Ao mesmo tempo, é essencial começarmos a debater um projeto de desenvolvimento e modernização do país. Não é possível falar em superação da pobreza e distribuição de renda se não apontarmos formas para resolver a questão da produção de riquezas e a dependência externa do Brasil. Para isso, a defesa do patrimônio público, o investimento e pesquisa em áreas estratégicas, como farmacêutica e energética, e o controle estatal das áreas estratégicas, como Bancos e a exportação de commodities — principal provedor de divisas para o país — nos dão alguns pontos de partida para pensarmos esta questão.

Por fim, é imperativo começarmos a pensar alternativas para a reorganização das relações do trabalho. A pandemia acelerou um processo de precarização do trabalho que já vem, há alguns anos, sendo imposto pela burguesia. Neste processo, a classe dominante se apropria de todos os avanços tecnológicos para ampliar a exploração, o que resulta em formas mais precárias e desumanas de trabalho. A disputa pelos benefícios que essas novas tecnologias trazem para a sociedade, assim como a reorganização do trabalho de forma mais humanas e eficientes, deve ser uma de nossas preocupações centrais.

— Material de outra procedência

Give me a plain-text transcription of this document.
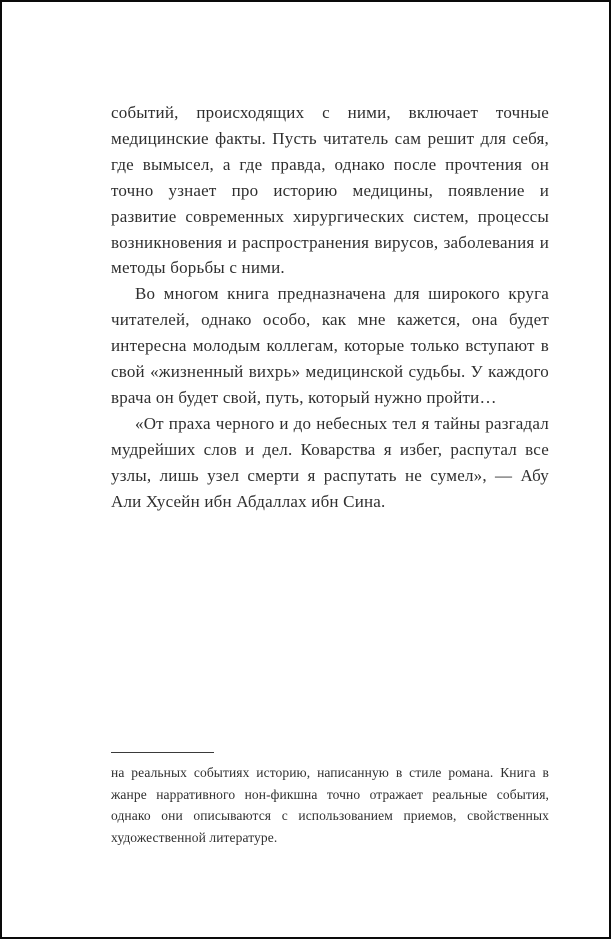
событий, происходящих с ними, включает точные медицинские факты. Пусть читатель сам решит для себя, где вымысел, а где правда, однако после прочтения он точно узнает про историю медицины, появление и развитие современных хирургических систем, процессы возникновения и распространения вирусов, заболевания и методы борьбы с ними.

Во многом книга предназначена для широкого круга читателей, однако особо, как мне кажется, она будет интересна молодым коллегам, которые только вступают в свой «жизненный вихрь» медицинской судьбы. У каждого врача он будет свой, путь, который нужно пройти…

«От праха черного и до небесных тел я тайны разгадал мудрейших слов и дел. Коварства я избег, распутал все узлы, лишь узел смерти я распутать не сумел», — Абу Али Хусейн ибн Абдаллах ибн Сина.

на реальных событиях историю, написанную в стиле романа. Книга в жанре нарративного нон-фикшна точно отражает реальные события, однако они описываются с использованием приемов, свойственных художественной литературе.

Temos convicção de que levantar a necessidade de derrotar Bolsonaro, antes de 2022, é parte fundamental da denúncia do atraso e do perigo que este governo e sua política representam para o Brasil. Por isso frisamos nossa posição pelo Fora Bolsonaro, já!

Contudo, o debate em torno da alternativa a Bolsonaro não pode se limitar a qual candidato irá substituí-lo no governo. É preciso que as organizações dos trabalhadores e do povo discutam o que é preciso fazer para resolver os problemas do país. Entendemos que os três eixos que apresentamos acima oferecem um bom ponto de partida para este debate estratégico.

*Publicado originalmente em vernal.blog no dia 24 de abril de 2021.
Clodoaldo Macedo e Daniel Emmanuel são militantes do Coletivo Alicerce

“Por um mundo onde sejamos socialmente iguais, humanamente diferentes e totalmente livres.” (Rosa Luxemburgo)

“Por um mundo onde sejamos socialmente iguais, humanamente diferentes e totalmente livres.” (Rosa Luxemburgo)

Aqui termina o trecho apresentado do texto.